Entre la hojarasca de titulares y sesudos artículos de por qué ha ganado éste y perdido aquél. Entre las atinadas explicaciones de por qué las encuestas cada vez son más “en cuesta” y no dan una. Que cuentan lo que quiere oír el que la paga y cuando nos preguntan a los españoles, sin distinción de autonomías, mentimos más que un tratante armenio de caballos. Entre el Barça y Florentino, entre las estupideces de la Pajín, a 20.000 euros la ocurrencia, seguirán las noticias de aquí.
En julio del año pasado, la Comisión Provincial de Patrimonio autorizaba la construcción de un edificio en el solar del antiguo castro Coviacense, origen no sólo de Valencia de Don Juan, sino también de su nombre, Coyanza. Daba la autorización desoyendo a quienes decían que era una barbaridad, que se iban a cargar un yacimiento arqueológico importante. Pues bien, ya se lo han cargado.

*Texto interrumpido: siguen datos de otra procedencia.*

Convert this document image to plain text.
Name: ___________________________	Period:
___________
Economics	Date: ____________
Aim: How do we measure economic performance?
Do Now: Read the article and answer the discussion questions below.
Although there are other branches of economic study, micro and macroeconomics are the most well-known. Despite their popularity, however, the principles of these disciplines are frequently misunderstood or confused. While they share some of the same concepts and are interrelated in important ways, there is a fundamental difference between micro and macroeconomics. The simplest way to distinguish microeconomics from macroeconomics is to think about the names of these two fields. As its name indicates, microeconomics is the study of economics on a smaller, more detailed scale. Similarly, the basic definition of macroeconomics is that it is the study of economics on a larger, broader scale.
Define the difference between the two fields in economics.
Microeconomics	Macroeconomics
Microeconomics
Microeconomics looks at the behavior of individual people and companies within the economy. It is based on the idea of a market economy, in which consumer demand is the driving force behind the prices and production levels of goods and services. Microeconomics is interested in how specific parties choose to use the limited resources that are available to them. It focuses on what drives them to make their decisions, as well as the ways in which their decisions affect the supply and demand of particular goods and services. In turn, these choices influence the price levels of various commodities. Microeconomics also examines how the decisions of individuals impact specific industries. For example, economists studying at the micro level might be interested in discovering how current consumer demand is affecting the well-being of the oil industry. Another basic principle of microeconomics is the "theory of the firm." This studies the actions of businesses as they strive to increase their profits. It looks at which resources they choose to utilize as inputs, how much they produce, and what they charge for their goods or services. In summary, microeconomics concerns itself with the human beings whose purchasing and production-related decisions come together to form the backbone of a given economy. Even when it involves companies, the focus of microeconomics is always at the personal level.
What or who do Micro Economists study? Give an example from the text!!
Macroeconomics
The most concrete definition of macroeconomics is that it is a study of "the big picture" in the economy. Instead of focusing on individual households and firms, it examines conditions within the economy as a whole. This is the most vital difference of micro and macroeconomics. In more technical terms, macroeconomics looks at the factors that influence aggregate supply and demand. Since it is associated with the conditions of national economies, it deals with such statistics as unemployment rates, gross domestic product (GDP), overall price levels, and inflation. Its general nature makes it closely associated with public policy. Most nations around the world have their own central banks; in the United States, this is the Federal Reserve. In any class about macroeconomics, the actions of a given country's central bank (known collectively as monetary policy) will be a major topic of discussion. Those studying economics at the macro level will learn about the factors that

Ahora que les han pillado porque las escombreras donde tiraron el desmonte del solar están llenas de restos arqueológicos, dan marcha atrás. ¿Va la Comisión Provincial a colocar otra vez las plumas a la gallina? ¿Va a reponer los restos en su sitio?
¿Van a tomarse en serio el cruce de Villadangos? El que mueran tres personas en una semana no debe ser más que una puñetera estadística que hace que la mejora de la rotonda, haciéndola a diferente altura, la colocación de carteles anunciando ese importante punto negro, la necesidad de protección de los peregrinos que hacen la Ruta Jacobea,… no tienen el suficiente interés para el director general de Carreteras del Ministerio de Fomento que llega a decir que “la N-120 actualmente está suficientemente permeabilizada” a su paso por la localidad, especialmente a la altura del polígono. Otro que ahí sigue, “impermeabilizao”.